As they say on SNL, it is time for the cable companies to just "Fix It!". As I have been saying on my blog, the cable set top box is what is truly killing the relationship between cable and the viewer. And in my house, I actually prefer a standalone Tivo to a cable DVR, even without access to premium or VOD on my set. Search features, trick features, speed, even an internet connection (which the cable box still doesn't have), all make the Tivo the hands down winner.
And while cable still waits to deliver, other companies, Netflix, Hulu, Boxee, Apple TV, continue to beat cable to the punch. "We are surprised by how lousy today's set-top box software is. The user interface has barely changed in ten years. Searching through programs on hundreds of channels (and various on-demand listings) requires an immense amount of patience or muscle memory. And the set-top box shows no signs that it's connected to the same pipe as the Internet." So why hasn't cable been doing anything to change? Cable seems to remain in a defensive position, worrying how to compete with satellite and telco, rather than how to be proactive and in front of the curve. Because cable is so capital intensive, the companies may be trying to recoup their investments rather than spend on better hardware and software.
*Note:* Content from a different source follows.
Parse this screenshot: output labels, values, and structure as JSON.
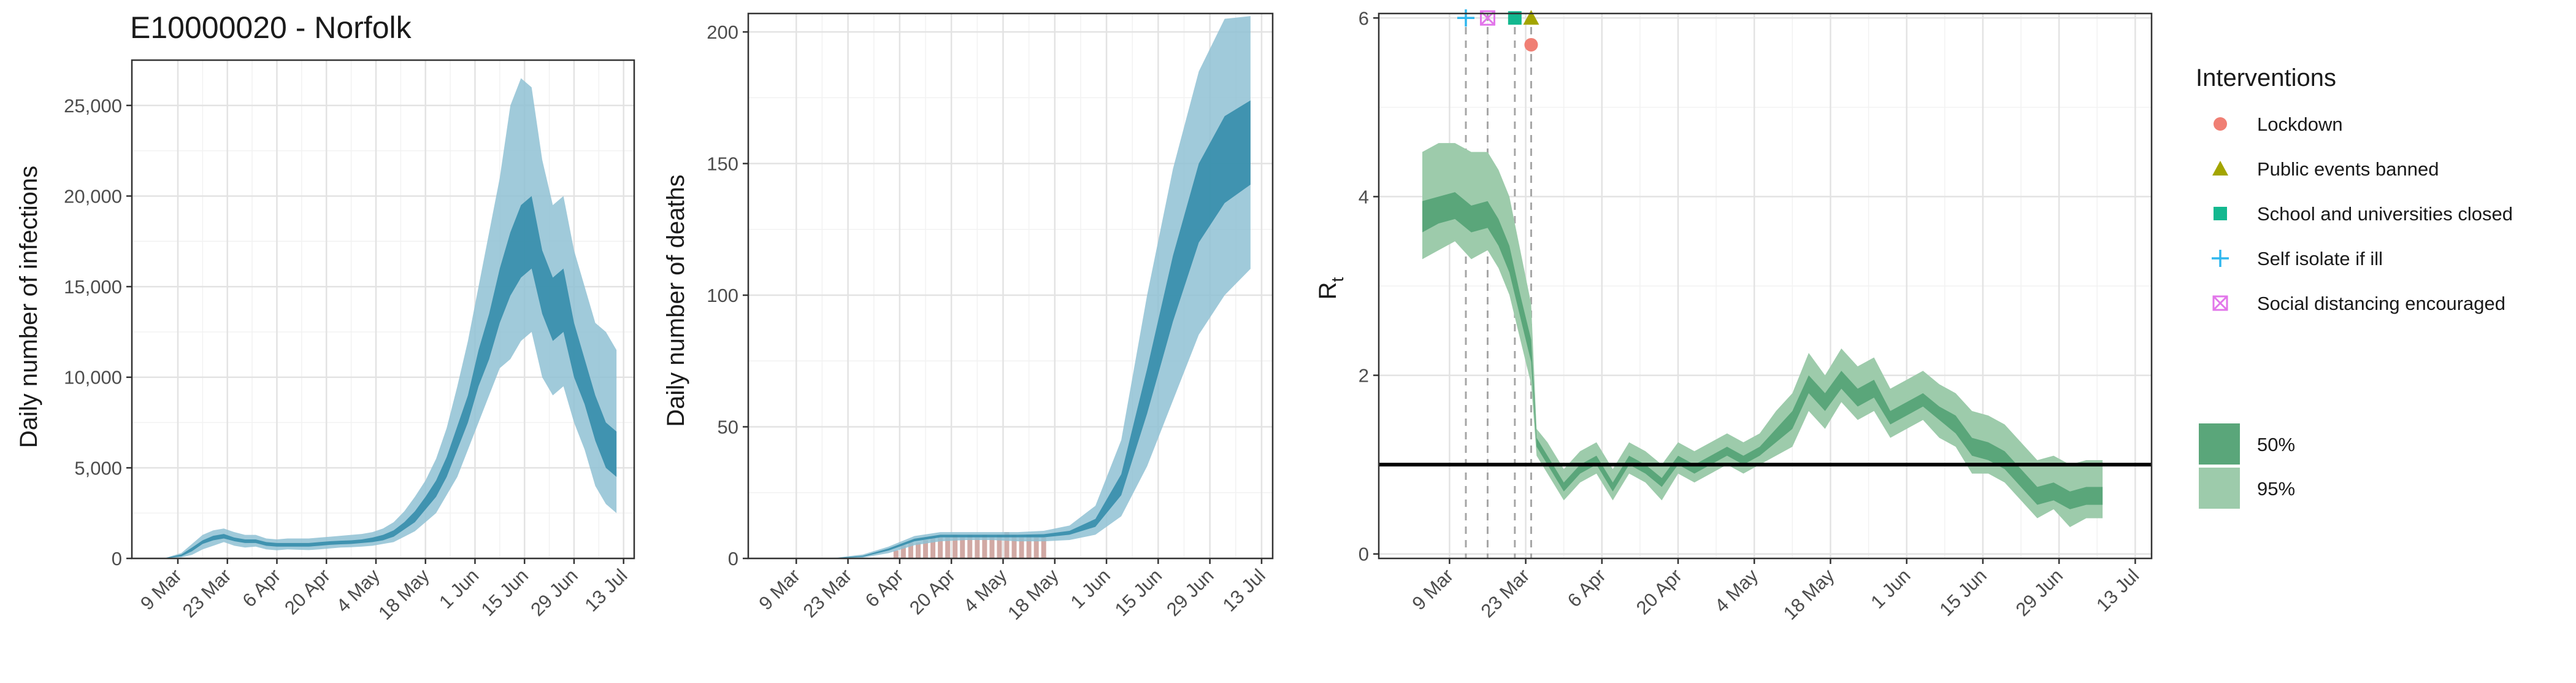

But it seems the best strategy for cable is to do nothing. "They still have the benefit of owning their own dedicated pipe, having set-top boxes in tens of millions of living rooms, and having the best content, live -- which Internet-based rivals don't." At the same time, do nothing, and eventually you will be overtaken by others. Need an example, look at the internet provider life cycle - the dominance of Prodigy lost out to AOL, and AOL's grip went quickly from solid to fringe as cable broadband emerged. Eventually web access could do the same to cable. "But eventually, it's possible that most people won't need to pay a cable company $80 per month to get a solid entertainment experience. We -- admittedly, not TV junkies -- cut the cord last year, any many of our friends have, too. It's possible that through iTunes, Netflix, Hulu, TV.com, and services like Major League Baseball's MLB.TV, we'll get enough stuff to watch. And with excellent video browsing software like Boxee to put it all together, the cable companies could actually face a real challenge."
Change is a coming and cable companies need to adapt their interface now to retain their leadership position.